Solution:- The pH of a buffer solution is calculated by using the Handerson equation:

$pH=pKa+log(\frac{base}{acid})$

For the given buffer, the weak base is ammonium hydroxide and the acid is ammonium sulfate as it is a salt of weak base(ammonium hydroxide) and strong acid(sulfuric acid).

moles of ammonium hydroxide can be calculated from its given volume and molarity as:

$500mL(\frac{1L}{1000mL})(\frac{0.01mol}{L})$

= 0.005 mol

pKa is calculated from given pKb using the formula:

pKa = 14 - pKb

pKa = 14 - 9.26

pKa = 4.74

pH is given as 8.26, Let's plug in the given values in handerson equation and calculate the moles of acid that is ammonium sulfate.

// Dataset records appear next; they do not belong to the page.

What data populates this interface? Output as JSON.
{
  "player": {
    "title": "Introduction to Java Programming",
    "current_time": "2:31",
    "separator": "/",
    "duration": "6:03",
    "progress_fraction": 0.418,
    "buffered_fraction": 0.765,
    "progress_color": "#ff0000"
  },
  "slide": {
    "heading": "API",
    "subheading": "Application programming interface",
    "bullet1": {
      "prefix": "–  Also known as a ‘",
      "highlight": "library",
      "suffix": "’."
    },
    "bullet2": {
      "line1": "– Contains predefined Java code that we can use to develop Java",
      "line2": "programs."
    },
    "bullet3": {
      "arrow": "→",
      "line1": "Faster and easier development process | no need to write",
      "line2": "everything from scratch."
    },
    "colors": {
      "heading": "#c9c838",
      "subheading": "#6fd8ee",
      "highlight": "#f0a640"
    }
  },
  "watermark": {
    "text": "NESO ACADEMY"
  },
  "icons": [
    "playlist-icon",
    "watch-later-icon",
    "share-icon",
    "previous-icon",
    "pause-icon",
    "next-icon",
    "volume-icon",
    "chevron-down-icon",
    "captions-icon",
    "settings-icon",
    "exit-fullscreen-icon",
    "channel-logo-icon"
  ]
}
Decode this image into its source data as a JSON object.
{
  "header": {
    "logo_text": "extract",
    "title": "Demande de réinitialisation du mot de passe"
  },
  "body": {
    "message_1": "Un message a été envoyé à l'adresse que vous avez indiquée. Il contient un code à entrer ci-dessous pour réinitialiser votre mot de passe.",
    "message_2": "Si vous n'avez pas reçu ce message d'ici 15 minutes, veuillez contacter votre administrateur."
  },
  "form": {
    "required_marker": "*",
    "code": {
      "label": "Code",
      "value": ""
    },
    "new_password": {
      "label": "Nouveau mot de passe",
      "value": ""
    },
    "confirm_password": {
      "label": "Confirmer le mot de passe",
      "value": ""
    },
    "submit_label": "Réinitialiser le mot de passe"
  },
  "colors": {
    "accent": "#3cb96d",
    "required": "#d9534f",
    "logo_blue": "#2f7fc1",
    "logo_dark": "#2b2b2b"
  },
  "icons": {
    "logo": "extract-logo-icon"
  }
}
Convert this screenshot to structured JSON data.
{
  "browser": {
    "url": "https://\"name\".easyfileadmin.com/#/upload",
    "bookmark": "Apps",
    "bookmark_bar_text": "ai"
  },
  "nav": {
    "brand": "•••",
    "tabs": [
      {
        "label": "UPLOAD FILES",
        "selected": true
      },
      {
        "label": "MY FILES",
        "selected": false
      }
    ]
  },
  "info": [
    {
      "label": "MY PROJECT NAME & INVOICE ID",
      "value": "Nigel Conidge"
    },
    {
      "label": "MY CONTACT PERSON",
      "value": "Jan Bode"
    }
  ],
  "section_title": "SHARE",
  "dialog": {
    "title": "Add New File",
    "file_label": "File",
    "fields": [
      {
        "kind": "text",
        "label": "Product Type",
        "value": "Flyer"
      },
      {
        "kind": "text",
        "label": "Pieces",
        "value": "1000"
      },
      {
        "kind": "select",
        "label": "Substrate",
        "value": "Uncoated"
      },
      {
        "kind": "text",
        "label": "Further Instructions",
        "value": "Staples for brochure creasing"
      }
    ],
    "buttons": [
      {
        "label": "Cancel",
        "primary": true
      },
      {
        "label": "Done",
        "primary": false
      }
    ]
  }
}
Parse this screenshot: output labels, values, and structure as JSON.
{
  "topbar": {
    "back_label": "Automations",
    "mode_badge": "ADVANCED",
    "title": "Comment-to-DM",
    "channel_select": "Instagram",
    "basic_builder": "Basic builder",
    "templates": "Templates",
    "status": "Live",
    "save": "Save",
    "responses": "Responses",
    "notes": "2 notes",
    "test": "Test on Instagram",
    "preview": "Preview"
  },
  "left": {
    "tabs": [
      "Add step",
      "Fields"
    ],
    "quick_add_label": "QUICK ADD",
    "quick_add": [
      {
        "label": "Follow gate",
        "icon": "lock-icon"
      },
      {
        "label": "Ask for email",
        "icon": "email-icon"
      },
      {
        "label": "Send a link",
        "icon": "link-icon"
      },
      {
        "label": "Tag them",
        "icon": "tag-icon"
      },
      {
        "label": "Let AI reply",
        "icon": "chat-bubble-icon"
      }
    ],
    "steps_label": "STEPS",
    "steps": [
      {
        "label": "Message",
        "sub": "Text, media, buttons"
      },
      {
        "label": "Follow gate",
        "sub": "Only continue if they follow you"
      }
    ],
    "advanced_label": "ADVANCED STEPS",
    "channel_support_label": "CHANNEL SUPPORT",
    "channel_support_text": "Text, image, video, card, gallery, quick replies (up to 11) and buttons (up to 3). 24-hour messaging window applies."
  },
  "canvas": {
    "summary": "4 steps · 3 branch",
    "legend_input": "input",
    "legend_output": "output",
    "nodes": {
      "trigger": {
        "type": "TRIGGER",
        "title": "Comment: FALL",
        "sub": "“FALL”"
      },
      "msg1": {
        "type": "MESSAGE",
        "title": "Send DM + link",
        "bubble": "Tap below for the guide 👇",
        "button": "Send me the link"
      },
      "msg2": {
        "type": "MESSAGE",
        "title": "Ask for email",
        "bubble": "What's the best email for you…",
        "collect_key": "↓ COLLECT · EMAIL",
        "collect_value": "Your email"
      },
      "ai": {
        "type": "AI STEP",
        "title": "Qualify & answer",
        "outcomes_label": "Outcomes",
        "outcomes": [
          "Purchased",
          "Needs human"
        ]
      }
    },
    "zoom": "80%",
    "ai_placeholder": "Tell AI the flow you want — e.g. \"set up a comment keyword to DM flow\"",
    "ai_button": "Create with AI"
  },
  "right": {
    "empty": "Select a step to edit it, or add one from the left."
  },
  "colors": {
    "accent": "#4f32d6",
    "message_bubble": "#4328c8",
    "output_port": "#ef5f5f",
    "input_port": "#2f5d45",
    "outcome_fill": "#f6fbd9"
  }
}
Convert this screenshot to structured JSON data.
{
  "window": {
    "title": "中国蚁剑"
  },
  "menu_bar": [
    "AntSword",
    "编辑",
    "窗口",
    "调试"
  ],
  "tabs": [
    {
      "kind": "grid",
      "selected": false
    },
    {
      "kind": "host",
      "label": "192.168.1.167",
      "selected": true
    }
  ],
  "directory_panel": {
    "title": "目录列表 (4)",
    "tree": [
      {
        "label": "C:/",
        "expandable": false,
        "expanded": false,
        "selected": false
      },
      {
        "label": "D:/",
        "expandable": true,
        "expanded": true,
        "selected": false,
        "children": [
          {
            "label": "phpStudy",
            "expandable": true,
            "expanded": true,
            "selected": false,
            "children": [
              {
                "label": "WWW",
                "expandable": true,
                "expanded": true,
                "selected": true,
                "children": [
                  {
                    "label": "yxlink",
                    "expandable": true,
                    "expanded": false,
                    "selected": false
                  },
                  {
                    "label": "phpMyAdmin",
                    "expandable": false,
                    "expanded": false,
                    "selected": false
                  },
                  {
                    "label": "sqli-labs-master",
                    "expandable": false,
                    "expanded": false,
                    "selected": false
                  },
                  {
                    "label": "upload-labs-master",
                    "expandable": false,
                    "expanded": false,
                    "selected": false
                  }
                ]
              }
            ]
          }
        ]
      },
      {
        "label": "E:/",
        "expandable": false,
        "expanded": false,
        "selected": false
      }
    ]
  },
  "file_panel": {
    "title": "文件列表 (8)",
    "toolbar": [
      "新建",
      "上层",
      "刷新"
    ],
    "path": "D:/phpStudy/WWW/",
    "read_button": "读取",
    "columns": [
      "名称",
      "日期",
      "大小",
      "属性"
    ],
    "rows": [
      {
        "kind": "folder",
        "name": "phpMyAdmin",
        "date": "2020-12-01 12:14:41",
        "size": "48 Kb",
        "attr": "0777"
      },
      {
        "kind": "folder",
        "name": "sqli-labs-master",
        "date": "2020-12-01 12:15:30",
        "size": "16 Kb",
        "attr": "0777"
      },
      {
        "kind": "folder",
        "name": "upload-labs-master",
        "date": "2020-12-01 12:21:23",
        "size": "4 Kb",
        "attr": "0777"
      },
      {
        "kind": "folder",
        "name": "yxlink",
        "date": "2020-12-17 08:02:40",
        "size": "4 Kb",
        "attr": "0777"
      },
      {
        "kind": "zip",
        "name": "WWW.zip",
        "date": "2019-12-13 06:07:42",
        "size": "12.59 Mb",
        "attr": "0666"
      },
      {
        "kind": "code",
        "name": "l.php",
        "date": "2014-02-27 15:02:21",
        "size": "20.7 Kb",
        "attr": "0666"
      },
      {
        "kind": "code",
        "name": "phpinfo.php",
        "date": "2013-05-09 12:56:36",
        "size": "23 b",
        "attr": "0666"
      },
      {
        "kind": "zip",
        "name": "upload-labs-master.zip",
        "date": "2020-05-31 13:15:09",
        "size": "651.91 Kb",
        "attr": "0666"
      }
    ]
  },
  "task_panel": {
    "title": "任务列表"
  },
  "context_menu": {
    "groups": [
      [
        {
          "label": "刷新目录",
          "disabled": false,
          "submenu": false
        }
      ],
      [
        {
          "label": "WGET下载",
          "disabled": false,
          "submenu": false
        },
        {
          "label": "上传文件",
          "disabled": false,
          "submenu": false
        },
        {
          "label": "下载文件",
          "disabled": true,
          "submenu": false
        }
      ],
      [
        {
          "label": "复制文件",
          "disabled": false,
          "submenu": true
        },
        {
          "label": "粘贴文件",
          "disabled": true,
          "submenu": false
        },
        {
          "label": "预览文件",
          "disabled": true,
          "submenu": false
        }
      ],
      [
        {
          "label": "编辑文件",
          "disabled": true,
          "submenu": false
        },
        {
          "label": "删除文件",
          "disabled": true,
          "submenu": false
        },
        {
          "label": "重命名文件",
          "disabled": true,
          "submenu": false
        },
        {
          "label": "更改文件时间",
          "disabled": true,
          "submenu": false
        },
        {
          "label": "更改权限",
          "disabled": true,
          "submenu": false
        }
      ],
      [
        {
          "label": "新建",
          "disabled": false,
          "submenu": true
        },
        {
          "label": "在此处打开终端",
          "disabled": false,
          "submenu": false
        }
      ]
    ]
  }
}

$8.26=4.74+log(\frac{0.005}{n})$

$8.26-4.74=log(\frac{0.005}{n})$

$3.52=log(\frac{0.005}{n})$

On taking antilog:

$10^3^.^5^2=log(\frac{0.005}{n})$

$3311.31=(\frac{0.005}{n})$

$n=\frac{0.005}{3311.31}$

$n=1.51*10^-^6$

Molar mass of $(NH_4)_2SO_4$ is 132.14 gram per mol.

Let's multiply the moles by molar mass to get the mass in grams.

$1.51*10^-^6mol(\frac{132.14g}{mol})$

= $1.995*10^-^4g$

So, $1.995*10^-^4g$ of ammonium sulfate are required to prepare the buffer.